SACRAMENTO (AP) - The mother of a soldier killed in Iraq summoned news outlets to photograph her son's flag-draped casket arriving at Sacramento International Airport to protest a Pentagon policy banning media coverage of America's war dead. Nearly a dozen reporters, photographers and television crews watched as the coffin of Army Spc. Patrick McCaffrey, 34, was transferred to a hearse outside an airport cargo terminal shortly before midnight Sunday, officials said.
"I don't care what President Bush wants," his mother, Nadia McCaffrey, told the Los Angeles Times. Patrick "did not die for nothing ... The way he lived needs to be talked about. Patrick was not a fighter, he was a peacemaker."

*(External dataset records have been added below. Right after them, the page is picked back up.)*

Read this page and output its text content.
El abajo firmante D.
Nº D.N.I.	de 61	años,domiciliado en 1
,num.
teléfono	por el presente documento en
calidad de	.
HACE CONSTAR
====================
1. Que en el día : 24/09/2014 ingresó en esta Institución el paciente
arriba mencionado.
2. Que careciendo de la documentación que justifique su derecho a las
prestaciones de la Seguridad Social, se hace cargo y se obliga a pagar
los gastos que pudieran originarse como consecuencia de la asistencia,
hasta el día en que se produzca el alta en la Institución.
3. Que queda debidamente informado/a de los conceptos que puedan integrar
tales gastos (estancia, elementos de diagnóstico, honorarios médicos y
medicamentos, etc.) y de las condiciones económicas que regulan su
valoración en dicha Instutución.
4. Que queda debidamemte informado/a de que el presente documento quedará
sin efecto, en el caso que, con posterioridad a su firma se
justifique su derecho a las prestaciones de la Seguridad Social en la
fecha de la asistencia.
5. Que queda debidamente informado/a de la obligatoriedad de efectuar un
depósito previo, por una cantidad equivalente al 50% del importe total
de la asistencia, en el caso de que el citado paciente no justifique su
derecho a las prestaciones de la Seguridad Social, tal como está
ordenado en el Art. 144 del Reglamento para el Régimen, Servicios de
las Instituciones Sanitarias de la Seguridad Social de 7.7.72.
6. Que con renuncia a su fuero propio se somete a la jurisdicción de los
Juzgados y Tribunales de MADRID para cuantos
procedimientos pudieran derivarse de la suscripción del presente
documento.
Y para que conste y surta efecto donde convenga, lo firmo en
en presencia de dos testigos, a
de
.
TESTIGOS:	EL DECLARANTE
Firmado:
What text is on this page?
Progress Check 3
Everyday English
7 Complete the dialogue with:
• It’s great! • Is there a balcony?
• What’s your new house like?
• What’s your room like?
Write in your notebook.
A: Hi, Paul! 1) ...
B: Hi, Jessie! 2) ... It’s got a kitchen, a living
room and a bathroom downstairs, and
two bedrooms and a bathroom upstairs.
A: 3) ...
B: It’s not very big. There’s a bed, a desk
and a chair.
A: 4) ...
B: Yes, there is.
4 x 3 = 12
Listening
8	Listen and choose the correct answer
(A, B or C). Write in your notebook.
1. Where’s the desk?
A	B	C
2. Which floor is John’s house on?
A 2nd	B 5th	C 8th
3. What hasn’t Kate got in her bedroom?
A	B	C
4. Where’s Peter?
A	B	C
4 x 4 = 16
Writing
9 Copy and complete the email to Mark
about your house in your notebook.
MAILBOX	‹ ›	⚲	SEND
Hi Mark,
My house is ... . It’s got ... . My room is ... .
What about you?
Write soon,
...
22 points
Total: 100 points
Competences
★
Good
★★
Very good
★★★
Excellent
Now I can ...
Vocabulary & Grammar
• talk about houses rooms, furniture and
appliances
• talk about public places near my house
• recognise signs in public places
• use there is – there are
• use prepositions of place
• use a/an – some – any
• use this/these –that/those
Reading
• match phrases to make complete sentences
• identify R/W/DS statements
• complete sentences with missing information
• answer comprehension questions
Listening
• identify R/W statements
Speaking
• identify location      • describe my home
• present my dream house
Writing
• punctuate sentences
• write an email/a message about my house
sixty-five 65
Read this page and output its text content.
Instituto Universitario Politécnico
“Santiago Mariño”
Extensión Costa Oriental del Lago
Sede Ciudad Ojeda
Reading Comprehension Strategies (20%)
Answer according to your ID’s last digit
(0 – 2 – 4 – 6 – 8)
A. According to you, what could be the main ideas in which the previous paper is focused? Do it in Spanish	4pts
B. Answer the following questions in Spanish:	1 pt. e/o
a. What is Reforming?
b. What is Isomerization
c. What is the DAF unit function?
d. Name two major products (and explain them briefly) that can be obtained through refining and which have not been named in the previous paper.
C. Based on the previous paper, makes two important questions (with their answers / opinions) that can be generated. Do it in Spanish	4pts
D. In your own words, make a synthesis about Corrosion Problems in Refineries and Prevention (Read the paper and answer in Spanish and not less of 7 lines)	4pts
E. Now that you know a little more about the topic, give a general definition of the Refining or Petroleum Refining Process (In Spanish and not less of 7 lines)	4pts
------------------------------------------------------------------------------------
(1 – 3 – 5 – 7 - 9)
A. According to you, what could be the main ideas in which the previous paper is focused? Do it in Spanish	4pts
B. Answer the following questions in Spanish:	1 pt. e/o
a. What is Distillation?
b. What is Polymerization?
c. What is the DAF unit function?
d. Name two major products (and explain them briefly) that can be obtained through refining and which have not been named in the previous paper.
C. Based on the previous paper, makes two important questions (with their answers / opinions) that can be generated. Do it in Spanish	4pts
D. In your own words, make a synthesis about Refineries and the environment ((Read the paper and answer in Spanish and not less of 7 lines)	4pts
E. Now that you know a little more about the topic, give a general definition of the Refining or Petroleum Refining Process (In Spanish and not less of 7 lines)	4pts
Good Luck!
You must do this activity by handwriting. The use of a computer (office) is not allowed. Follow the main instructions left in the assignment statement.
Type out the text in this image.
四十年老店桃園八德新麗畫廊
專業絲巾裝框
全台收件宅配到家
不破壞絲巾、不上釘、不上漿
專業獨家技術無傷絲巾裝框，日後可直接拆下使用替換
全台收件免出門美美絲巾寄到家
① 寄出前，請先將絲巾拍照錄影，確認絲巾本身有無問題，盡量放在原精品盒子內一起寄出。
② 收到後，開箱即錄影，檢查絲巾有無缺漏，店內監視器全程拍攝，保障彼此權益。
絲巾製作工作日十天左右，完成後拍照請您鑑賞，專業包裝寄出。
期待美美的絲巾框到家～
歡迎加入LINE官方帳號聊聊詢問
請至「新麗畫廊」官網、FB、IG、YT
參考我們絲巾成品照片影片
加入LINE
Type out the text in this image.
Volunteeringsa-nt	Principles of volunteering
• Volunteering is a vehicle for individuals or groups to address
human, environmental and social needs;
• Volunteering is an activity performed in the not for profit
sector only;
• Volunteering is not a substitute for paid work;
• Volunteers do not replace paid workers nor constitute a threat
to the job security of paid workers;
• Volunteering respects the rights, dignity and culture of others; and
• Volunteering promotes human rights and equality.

Patrick McCaffrey was killed June 22 along with Lt. Andre Tyson, both members of the 579th Engineer Battalion, when the two were ambushed by insurgents near Balad, Iraq. The debate over whether Americans should see the coffins of McCaffrey and other troops flared last April after The Seattle Times published a front-page photograph of caskets in a cargo plane in Kuwait and a First Amendment activist posted on his Web site dozens of like images from Dover, Del., home to the nation's largest military mortuary. Sunday night's brief ceremony, however, did not violate the policy because it applies only to military facilities. The airport and the California National Guard worked Sunday to arrange the event.
The Pentagon's rules "are specifically for the airlift command, when the caskets are on the military plane," said Lt. Jonathan Shiroma, spokesman for the California National Guard. "This is a commercial jet, so it's a different jurisdiction, so to speak. We cannot stop the media from filming."